If you slip for any reason, you’ll have those fingers to catch the fence and keep them from going towards the cutterhead.
6. DON’T PUSH FROM THE BACK OF THE BOARD
This is really about creating good habits.
With well-waxed jointer beds, decent push paddles, and small enough of a cutting depth, you shouldn’t have to push a board from the back.
Sometimes you might need to at the very beginning of a cut — but use a push paddle and make it quick.
If you get used to pushing a board with your thumb, you’re doing yourself a disservice.
Your thumb will pass way too close to the cutterhead with nothing between. Don’t put yourself in this position. There’s no good reason to.
7. KNOW WHEN A JOINTER IS NOT THE BEST CHOICE
If you’ve got a thick piece of lumber that needs to be milled, a power jointer is ideal.
But if you need to flatten an extra thin board — grab a hand plane instead.
As a general rule, don’t take boards under ½” thick to the jointer.

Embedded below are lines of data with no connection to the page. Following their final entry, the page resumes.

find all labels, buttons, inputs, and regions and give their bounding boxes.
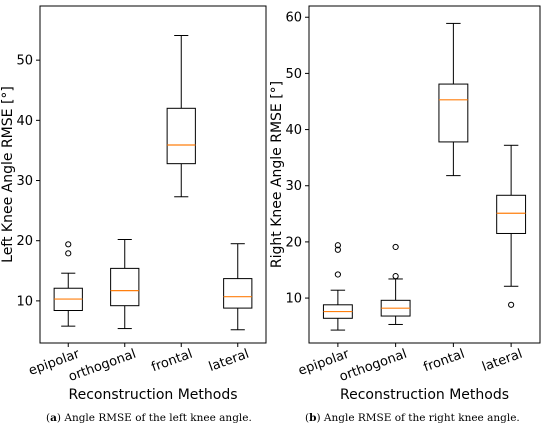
x-tick-label-frontal: frontal	[422, 347, 467, 376]
axes-frame	[39, 5, 267, 344]
x-axis-label: Reconstruction Methods	[68, 387, 237, 403]
box-epipolar	[322, 242, 353, 331]
caption-b: (b) Angle RMSE of the right knee angle.	[305, 412, 520, 424]
y-axis-label: Left Knee Angle RMSE [°]	[0, 86, 16, 263]
x-tick-label-lateral: lateral	[480, 347, 524, 375]
caption-a: (a) Angle RMSE of the left knee angle.	[46, 412, 252, 424]
box-iqr	[496, 194, 527, 234]
outlier-point	[508, 301, 515, 308]
box-orthogonal	[380, 243, 411, 325]
box-frontal	[438, 22, 469, 177]
y-tick-label: 20	[16, 234, 33, 249]
box-iqr	[110, 267, 140, 307]
x-axis-label: Reconstruction Methods	[340, 387, 509, 403]
x-tick-label-frontal: frontal	[150, 347, 195, 376]
outlier-point	[392, 273, 399, 280]
outlier-point	[334, 246, 341, 253]
box-iqr	[166, 107, 196, 165]
y-tick-label: 40	[285, 123, 302, 138]
box-lateral	[223, 243, 253, 331]
axes-frame	[308, 5, 541, 344]
box-iqr	[438, 83, 469, 143]
box-epipolar	[53, 241, 83, 327]
y-tick-label: 50	[16, 54, 33, 69]
y-tick-label: 10	[285, 292, 302, 307]
outlier-point	[65, 250, 72, 257]
y-tick-label: 10	[16, 294, 33, 309]
box-lateral	[496, 144, 527, 308]
y-tick-label: 50	[285, 67, 302, 82]
outlier-point	[392, 243, 399, 251]
y-axis-label: Right Knee Angle RMSE [°]	[269, 81, 285, 268]
box-frontal	[166, 34, 196, 198]
y-tick-label: 60	[285, 11, 302, 26]
outlier-point	[334, 271, 341, 278]
y-tick-label: 30	[16, 174, 33, 189]
x-tick-label-orthogonal: orthogonal	[337, 347, 408, 385]
box-orthogonal	[110, 238, 140, 330]
outlier-point	[334, 242, 341, 249]
x-tick-label-lateral: lateral	[207, 347, 251, 375]
box-iqr	[223, 278, 253, 309]
y-tick-label: 30	[285, 179, 302, 194]
y-tick-label: 40	[16, 114, 33, 129]
outlier-point	[65, 241, 72, 248]
y-tick-label: 20	[285, 235, 302, 250]
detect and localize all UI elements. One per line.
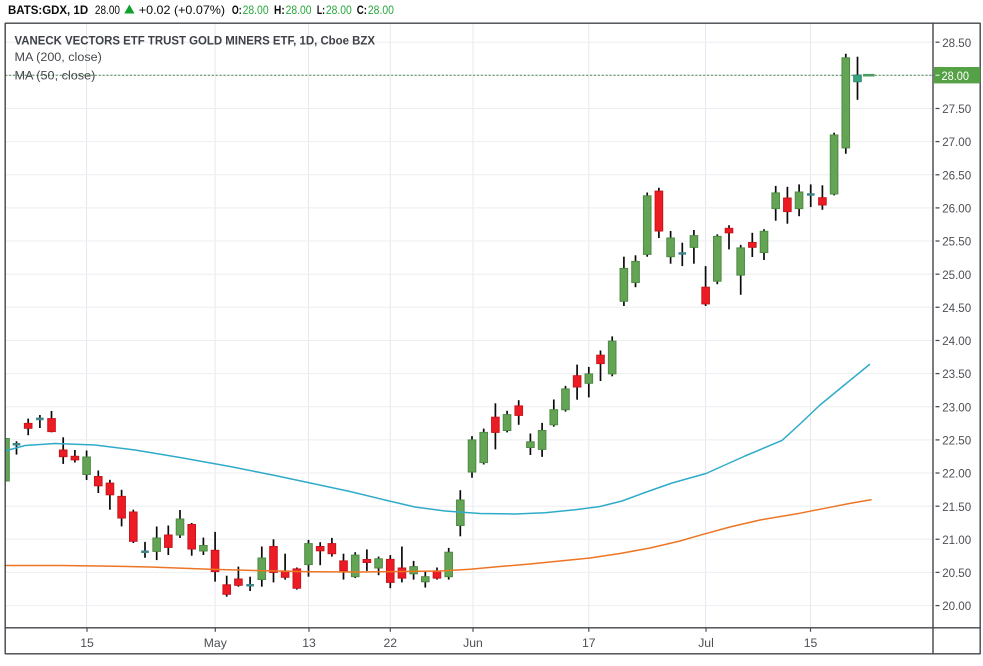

Material that thin could break under the pressure of the cutterhead. And you don’t want your hand to be there if it does.
For thin cupped boards, use a hand plane to flatten out one side until it doesn’t rock. From there, just run it through a planer.
The most important part of using any power tool is paying attention.
When you’re at the jointer, be at the jointer.
Your mortgage, obligations, that mean thing your crush said to you in 2nd grade — set it all aside and focus on the machine in front of you.
Think about how you’ll make a cut before you hit the on switch. Listen to how the board passes through and kill the power if it doesn’t sound right.
Staying focused can save you from making a completely avoidable mistake.
It’s incredible the amount of zen that can be found in spinning blades.
JOINT BOARDS, NOT YOUR FINGERS
Jointers are tremendously useful — and need to be treated with a tremendous amount of respect.
Always use them with caution and avoid putting yourself in dangerous situations.
Luckily, it’s not hard to stay safe. Just follow the guidelines above, take your time — and above all else, focus on the task at hand.